There is always something special about coming home. Despite the cold, wet weather (good for the drought!) I am pleased to be spending some time in my 'home town' of Melbourne in Australia. I love waking up to hear the magpies crying out and the occassional kookaburra laughing and to smell the eucalyptus of the gum trees.
This week I was thrilled to be able to meet face to face Jo McLeay, English teacher and blogger from the eastern side of Melbourne. Jo is a very down to earth Aussie and a great inspiration for other educators with her approach to Web 2.0 pedagogy. What I also really like about Jo is her willingness to take on a challenge and to be outward looking, as shown by her efforts as a Flat Classroom Project judge last year. We shared ideas and experiences and lamented the lack of understanding by administration in our respective schools as to what we were doing in the classroom and beyond. My daughter and I goggled over Jo's new Nokia N95 and had fun recording a short conversation.

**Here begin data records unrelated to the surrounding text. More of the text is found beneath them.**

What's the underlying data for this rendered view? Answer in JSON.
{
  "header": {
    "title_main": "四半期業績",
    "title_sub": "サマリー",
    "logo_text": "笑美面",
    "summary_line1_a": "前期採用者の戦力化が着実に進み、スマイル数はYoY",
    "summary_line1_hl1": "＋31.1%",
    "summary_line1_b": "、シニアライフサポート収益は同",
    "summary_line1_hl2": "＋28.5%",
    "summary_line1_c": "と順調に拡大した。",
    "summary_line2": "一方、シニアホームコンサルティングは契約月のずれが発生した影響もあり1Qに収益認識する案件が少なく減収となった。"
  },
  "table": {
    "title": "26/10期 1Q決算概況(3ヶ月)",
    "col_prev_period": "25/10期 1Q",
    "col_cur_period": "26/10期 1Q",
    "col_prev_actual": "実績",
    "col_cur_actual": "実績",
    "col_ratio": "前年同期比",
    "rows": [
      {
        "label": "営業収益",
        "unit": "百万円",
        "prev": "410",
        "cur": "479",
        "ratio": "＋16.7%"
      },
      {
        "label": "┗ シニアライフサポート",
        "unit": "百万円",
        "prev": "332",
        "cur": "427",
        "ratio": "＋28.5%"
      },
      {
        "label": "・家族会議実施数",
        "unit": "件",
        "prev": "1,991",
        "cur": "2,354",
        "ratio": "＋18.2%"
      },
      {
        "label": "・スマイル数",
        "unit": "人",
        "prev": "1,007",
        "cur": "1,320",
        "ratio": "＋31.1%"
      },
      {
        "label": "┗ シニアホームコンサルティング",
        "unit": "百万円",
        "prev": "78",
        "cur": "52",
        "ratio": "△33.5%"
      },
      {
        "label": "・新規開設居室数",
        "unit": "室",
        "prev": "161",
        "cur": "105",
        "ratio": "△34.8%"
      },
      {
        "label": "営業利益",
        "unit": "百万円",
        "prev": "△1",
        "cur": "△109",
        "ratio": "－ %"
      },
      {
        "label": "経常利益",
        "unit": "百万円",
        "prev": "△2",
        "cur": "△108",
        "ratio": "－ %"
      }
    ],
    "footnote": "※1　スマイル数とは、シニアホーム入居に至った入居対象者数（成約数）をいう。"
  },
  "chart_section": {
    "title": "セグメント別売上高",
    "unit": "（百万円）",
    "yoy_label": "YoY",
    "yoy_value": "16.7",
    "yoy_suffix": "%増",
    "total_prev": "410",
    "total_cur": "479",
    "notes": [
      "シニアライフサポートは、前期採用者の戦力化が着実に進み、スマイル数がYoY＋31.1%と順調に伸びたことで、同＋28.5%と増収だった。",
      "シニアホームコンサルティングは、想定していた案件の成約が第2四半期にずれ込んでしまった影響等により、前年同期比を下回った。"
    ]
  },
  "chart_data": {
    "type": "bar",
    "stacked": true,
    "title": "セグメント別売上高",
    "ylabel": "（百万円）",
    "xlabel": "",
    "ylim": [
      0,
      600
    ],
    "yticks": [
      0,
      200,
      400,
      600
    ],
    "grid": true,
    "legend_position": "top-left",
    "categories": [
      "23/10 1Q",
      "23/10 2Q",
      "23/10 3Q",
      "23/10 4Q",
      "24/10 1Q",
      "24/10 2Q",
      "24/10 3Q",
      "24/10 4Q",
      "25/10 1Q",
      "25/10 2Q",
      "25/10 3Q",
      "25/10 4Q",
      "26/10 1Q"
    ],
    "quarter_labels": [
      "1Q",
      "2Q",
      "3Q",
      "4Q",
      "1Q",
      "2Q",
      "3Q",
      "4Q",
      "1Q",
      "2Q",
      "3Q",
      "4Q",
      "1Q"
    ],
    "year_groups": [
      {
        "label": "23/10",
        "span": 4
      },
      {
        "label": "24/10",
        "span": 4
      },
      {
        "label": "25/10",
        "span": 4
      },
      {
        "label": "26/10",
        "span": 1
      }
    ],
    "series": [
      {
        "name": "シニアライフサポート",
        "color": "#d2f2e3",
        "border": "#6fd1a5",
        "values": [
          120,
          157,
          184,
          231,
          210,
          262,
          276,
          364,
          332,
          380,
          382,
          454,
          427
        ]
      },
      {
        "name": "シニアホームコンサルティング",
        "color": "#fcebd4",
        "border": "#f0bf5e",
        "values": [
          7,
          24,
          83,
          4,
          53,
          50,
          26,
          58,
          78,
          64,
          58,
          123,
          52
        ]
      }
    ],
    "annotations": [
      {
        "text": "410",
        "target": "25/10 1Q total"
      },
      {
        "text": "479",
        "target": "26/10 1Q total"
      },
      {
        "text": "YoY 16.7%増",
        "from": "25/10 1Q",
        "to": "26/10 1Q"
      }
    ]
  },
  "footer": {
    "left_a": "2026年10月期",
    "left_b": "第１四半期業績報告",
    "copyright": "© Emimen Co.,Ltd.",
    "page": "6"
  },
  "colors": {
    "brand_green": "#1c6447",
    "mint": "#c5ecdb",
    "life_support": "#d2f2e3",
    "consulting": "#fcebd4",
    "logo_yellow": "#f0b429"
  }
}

Also this week I caught up with another colleague who I worked with 15 years ago when we were both music educators. Linda, also an English teacher, is starting a new job working with the Australian Federal education department on a new initiative that is trying to provide a better system of education for Grade 11 and 12 students (17-19 years old) who are working in 'industry' and studying for their high school certificate. Linda has the challenge of providing curriculum coordination and vision for the program. We discussed the need for an information/digital literacy course that was international in approach, available as a package, and which gave students of this age the necessary tools to become confident cybercitizens and fluent with Web 2.0 tools. Linda is experimenting with wiki-centric ideas for assessment and student-teacher interaction. Her new school has also recently implemented a laptop program which has been semi-successful so far. Once again the same lament, some teachers who complain because the laptops are being a 'distraction' in the classroom. However, I am not going to dwell at all on the negative here as there are far too many wonderful positive ideas and great energy.
I believe it is intelligent and articulate educators such as Jo and Linda who will make the difference to education and work towards the changes that are inevitable, although a little slow coming for some of us. I am honoured to call them my colleagues and friends. Watch this space for more Melbournian updates!